Interaction of the Lyme disease spirochete with its tick vector

Abstract

Borrelia burgdorferi, the causative agent of Lyme disease (along with closely related genospecies), is in the deeply branching spirochete phylum. The bacterium is maintained in nature in an enzootic cycle that involves transmission from a tick vector to a vertebrate host and acquisition from a vertebrate host to a tick vector. During its arthropod sojourn, B. burgdorferi faces a variety of stresses, including nutrient deprivation. Here, we review some of the spirochetal factors that promote persistence, maintenance and dissemination of B. burgdorferi in the tick, and then focus on the utilization of available carbohydrates as well as the exquisite regulatory systems invoked to adapt to the austere environment between blood meals and to signal species transitions as the bacteria traverse their enzootic cycle. The spirochetes shift their source of carbon and energy from glucose in the vertebrate to glycerol in the tick. Regulation of survival under limiting nutrients requires the classic stringent response in which RelBbu controls the levels of the alarmones guanosine tetraphosphate and guanosine pentaphosphate (collectively termed (p)ppGpp), while regulation at the tick-vertebrate interface as well as regulation of protective responses to the blood meal require the two-component system Hk1/Rrp1 to activate production of the second messenger cyclic-dimeric-GMP (c-di-GMP).

Fig. 1

The enzootic cycle of B. burgdorferi.
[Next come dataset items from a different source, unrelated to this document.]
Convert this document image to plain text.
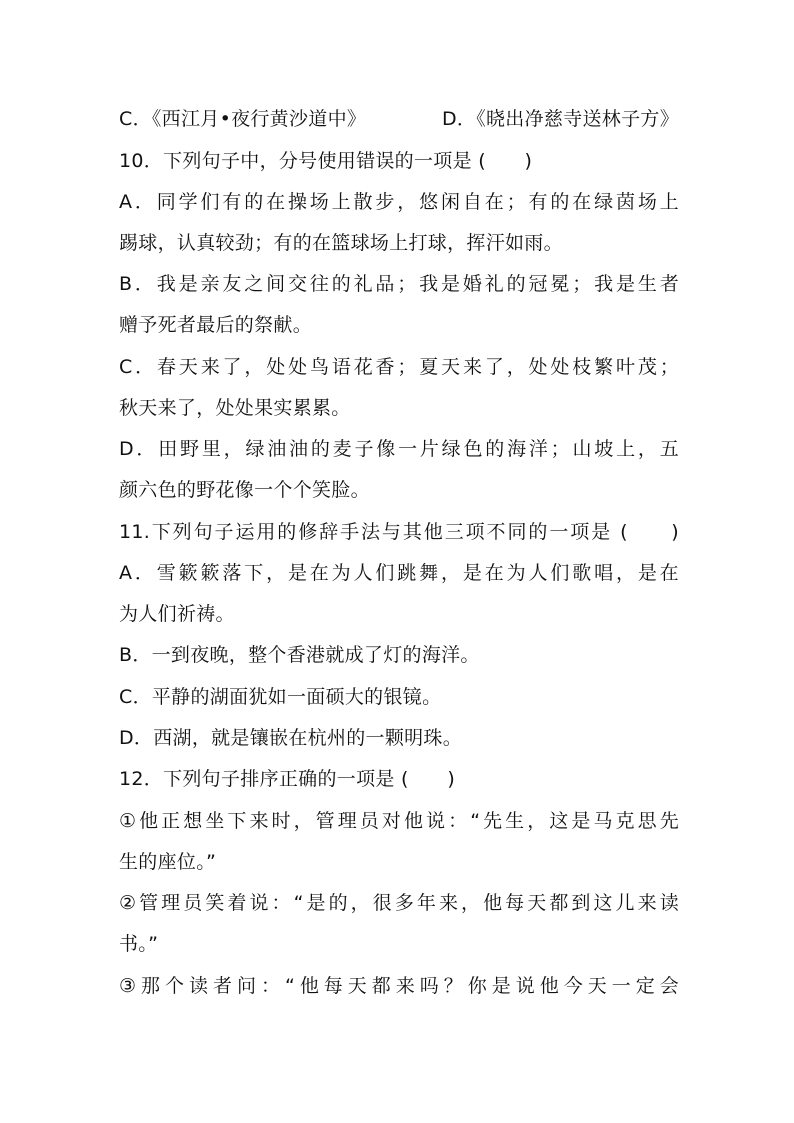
C．《西江月•夜行黄沙道中》	D．《晓出净慈寺送林子方》
10．下列句子中，分号使用错误的一项是 (　　)
A．同学们有的在操场上散步，悠闲自在；有的在绿茵场上
踢球，认真较劲；有的在篮球场上打球，挥汗如雨。
B．我是亲友之间交往的礼品；我是婚礼的冠冕；我是生者
赠予死者最后的祭献。
C．春天来了，处处鸟语花香；夏天来了，处处枝繁叶茂；
秋天来了，处处果实累累。
D．田野里，绿油油的麦子像一片绿色的海洋；山坡上，五
颜六色的野花像一个个笑脸。
11.下列句子运用的修辞手法与其他三项不同的一项是 (　　)
A．雪簌簌落下，是在为人们跳舞，是在为人们歌唱，是在
为人们祈祷。
B．一到夜晚，整个香港就成了灯的海洋。
C．平静的湖面犹如一面硕大的银镜。
D．西湖，就是镶嵌在杭州的一颗明珠。
12．下列句子排序正确的一项是 (　　)
①他正想坐下来时，管理员对他说：“先生，这是马克思先
生的座位。”
②管理员笑着说：“是的，很多年来，他每天都到这儿来读
书。”
③那个读者问：“他每天都来吗？你是说他今天一定会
Acquisition: larval ticks must acquire B. burgdorferi by feeding on an infected vertebrate as the bacterium is not transovarially transmitted. Persistence: intracellular second messengers (p)ppGpp and c-di-GMP regulate persistence in the tick by various mechanisms, including modulation of carbohydrate preference, while the molecular gatekeeper RpoS is absent in unfed ticks. Transmission: following the molt into nymphs, infected ticks can transmit B. burgdorferi to uninfected hosts, completing the cycle. Adapted from Brisson et al. (2012). GlcNAc, N-acetyl glucosamine.

Fig. 2

Schematic diagram of carbohydrate transport and metabolism based on functional studies and/or bioinformatics. Adapted from Corona and Schwartz (2015).